A Long Overdue Database Upgrade to Heroku Postgres 2.0

Last week, we shipped official support for PostgreSQL 9.2 and 9.3 on Travis CI.

In the weeks leading up to the announcements, just in time, we finished up some long overdue upgrades of our own infrastructure, bringing Travis CI up to par with the latest versions of PostgreSQL.

For the longest time, Travis CI ran off a single PostgreSQL instance, posing a challenge for us to both scale up and out. Due to unfortunate timing, we’ve been running on a 32 bit server with 1.7 GB of memory.

This limited our upgrade options, as we couldn’t just bring up a new follower in 64 bit mode based on the archived data of a 32 bit machine. We had to do a full export and import as part of the migration. This was one of the reasons why we held off on this upgrade for so long. Initial estimates pointed to a downtime of almost an entire day.

Amazingly, this single box held up quite nicely, but the load on it, mostly due to several hundred writes per second, bogged down the user experience significantly, making for slow API calls and sluggish responses in the user interface. We’d like to apologize for this bad experience, these upgrades were long overdue.

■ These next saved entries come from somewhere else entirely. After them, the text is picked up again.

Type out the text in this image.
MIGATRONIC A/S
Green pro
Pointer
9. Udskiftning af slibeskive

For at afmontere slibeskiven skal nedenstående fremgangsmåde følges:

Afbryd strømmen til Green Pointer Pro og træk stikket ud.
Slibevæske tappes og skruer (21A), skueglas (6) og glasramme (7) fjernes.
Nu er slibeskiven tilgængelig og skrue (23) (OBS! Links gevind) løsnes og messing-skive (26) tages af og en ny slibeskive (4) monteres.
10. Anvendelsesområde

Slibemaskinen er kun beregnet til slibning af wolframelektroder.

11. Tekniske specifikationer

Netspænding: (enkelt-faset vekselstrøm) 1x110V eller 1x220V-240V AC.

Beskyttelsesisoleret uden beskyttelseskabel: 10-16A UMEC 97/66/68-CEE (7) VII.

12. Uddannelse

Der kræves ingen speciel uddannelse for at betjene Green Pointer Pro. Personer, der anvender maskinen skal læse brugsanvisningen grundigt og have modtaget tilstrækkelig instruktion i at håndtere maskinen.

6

First the good news: the upgrades brought a significant speed boost. We upgraded to a bigger server, a 7.5 GB instance, and we upgraded to the latest PostgreSQL version, 9.3.1.

Here’s a little preview (and an unexpected cameo appearance) about the results:

This graph is the accumulated response time of all our important API endpoints in the 95th percentile.

Just in time for our planned upgrades, Heroku shipped their new Heroku Postgres 2.0, with some new features relevant to our interests.

Two Steps Forward

While travis-ci.com was already running on PostgreSQL 9.1, travis-ci.org was still running on 9.0.

We had one major problem to solve before we could approach the upgrade. Most of the data we carry around are build logs. For open source projects, as much as 136 of the 160 GB total database size was attributed to build logs.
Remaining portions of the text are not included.